As negociações foram articuladas após um primeiro contato telefônico entre autoridades dos dois países, mediado por seus embaixadores nos Estados Unidos. A presidência libanesa informou que o encontro deve tratar "o anúncio de um cessar-fogo e a data de início das negociações entre o Líbano e Israel".
O embaixador israelense em Washington, Yechiel Leiter, confirmou o início de "negociações formais de paz na próxima terça-feira", apesar de Israel não manter relações diplomáticas com o Líbano. Ele ressaltou, no entanto, que o governo israelense não pretende negociar diretamente com o Hezbollah.
O grupo xiita, aliado do Irã, segue fora das tratativas, embora continue sendo o principal ator armado no lado libanês do conflito. Entre a madrugada de domingo e a tarde desta segunda-feira, o Hezbollah reivindicou mais de 30 ataques contra alvos israelenses.

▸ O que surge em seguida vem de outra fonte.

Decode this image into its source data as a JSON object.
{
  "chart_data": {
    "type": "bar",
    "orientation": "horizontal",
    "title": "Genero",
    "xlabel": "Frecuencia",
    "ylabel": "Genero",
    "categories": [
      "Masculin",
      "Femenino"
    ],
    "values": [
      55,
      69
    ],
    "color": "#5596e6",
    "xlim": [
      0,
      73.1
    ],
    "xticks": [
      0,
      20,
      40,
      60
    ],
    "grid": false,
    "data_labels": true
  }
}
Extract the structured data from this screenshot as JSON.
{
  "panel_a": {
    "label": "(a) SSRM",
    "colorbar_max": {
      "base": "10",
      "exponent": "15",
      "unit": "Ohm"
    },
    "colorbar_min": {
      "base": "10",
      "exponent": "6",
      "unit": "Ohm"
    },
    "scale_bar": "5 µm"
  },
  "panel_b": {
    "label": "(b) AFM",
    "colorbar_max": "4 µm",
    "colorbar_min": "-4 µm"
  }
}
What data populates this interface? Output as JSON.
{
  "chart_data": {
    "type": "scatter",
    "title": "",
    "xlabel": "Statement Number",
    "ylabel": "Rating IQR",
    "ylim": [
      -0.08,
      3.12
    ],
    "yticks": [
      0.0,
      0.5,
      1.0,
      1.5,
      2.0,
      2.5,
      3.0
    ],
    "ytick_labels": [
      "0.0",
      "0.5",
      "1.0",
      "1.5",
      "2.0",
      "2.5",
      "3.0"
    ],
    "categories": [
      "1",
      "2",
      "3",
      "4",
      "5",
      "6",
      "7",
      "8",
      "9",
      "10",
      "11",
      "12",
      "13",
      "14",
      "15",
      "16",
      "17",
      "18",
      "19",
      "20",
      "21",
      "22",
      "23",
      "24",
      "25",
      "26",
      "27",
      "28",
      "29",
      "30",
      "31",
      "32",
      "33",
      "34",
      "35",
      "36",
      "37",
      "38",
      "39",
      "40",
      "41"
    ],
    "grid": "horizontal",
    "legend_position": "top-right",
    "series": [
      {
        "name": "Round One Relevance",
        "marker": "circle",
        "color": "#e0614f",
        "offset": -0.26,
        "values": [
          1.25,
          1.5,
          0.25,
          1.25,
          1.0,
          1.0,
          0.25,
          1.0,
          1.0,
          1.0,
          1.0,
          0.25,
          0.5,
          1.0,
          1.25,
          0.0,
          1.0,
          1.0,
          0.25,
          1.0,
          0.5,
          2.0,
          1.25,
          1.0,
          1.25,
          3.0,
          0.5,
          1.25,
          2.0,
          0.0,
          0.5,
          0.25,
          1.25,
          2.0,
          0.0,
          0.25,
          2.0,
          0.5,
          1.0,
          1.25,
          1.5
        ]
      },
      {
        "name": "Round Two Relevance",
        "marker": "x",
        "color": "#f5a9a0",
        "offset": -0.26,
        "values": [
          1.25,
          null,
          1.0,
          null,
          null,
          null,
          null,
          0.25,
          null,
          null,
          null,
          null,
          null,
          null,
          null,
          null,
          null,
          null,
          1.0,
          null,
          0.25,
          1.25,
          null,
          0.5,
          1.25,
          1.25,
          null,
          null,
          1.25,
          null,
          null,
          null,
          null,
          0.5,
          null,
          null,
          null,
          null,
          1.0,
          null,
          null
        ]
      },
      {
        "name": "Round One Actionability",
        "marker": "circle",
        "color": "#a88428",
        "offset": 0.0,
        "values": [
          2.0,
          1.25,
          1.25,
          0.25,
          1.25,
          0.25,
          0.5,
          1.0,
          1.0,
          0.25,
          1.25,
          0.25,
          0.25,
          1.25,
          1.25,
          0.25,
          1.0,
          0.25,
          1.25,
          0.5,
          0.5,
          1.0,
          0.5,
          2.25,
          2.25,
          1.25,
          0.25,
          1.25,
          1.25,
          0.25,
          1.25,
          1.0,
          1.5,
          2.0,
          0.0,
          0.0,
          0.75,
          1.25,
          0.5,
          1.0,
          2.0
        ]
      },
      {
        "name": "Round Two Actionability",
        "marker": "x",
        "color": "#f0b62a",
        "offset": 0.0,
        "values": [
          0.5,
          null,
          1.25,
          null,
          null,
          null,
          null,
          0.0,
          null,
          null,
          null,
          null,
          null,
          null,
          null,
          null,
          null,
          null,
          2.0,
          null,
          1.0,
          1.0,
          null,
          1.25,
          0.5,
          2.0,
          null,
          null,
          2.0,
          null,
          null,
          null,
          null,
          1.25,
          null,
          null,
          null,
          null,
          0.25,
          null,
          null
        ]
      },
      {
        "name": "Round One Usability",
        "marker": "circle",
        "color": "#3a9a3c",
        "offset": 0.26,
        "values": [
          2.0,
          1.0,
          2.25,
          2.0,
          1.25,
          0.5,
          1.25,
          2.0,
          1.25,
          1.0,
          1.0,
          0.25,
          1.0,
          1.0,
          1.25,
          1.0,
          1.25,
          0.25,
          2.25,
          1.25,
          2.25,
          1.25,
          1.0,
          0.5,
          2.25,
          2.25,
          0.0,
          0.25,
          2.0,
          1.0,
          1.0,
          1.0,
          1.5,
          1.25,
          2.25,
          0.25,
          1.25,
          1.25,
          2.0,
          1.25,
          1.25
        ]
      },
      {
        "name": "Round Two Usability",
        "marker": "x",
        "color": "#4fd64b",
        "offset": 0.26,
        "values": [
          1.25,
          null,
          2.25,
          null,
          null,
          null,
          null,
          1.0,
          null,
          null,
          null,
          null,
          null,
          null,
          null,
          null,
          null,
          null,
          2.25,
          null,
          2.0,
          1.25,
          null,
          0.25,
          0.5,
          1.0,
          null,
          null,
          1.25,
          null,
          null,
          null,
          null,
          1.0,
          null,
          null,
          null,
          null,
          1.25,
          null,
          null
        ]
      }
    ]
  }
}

O cenário diplomático é ainda mais complexo devido às divergências sobre a abrangência de um cessar-fogo recente mediado por Estados Unidos e Irã. Enquanto Washington e Tel Aviv entendem que o acordo não inclui o Líbano, Teerã chegou a ameaçar abandonar negociações paralelas após discordâncias sobre o tema.
Do lado libanês, o presidente Josef Aoun afirmou que há uma janela de oportunidade para encerrar o conflito, mas condicionou o avanço das negociações a concessões mútuas.
"Existe agora uma oportunidade para alcançar uma solução sustentável, que é o que o Líbano deseja, mas isso não pode ser unilateral. Israel deve responder aos apelos libaneses, árabes e internacionais para cessar os ataques contra o Líbano e iniciar negociações", declarou em comunicado divulgado pela presidência libanesa na segunda-feira, após reunião com o chanceler italiano.
Em reunião com o chanceler italiano, Antonio Tajani, Aoun reforçou a expectativa de que as hostilidades sejam interrompidas até terça-feira, abrindo caminho para um processo formal de paz.
O conflito se intensificou após a retomada dos ataques do Hezbollah em 2 de março, em resposta à ofensiva aérea lançada em 28 de fevereiro por Estados Unidos e Israel contra o Irã. Desde então, o cessar-fogo que vigorava desde novembro de 2024 foi rompido, em um cenário que mistura disputas regionais e tensões diretas entre os países envolvidos.
Mesmo proibido pelo governo libanês de realizar operações militares, o Hezbollah manteve ataques com projéteis e drones contra o norte de Israel e posições militares no sul do Líbano, ampliando o risco de escalada.
Netanyahu já afirmou reiteradamente que, caso o Líbano não consiga conter o grupo, Israel atuará diretamente para neutralizá-lo e disse ter instruído seu gabinete a iniciar conversas “diretas” com o país vizinho, com o objetivo de desarmar o Hezbollah e estabelecer relações pacíficas “o mais breve possível”.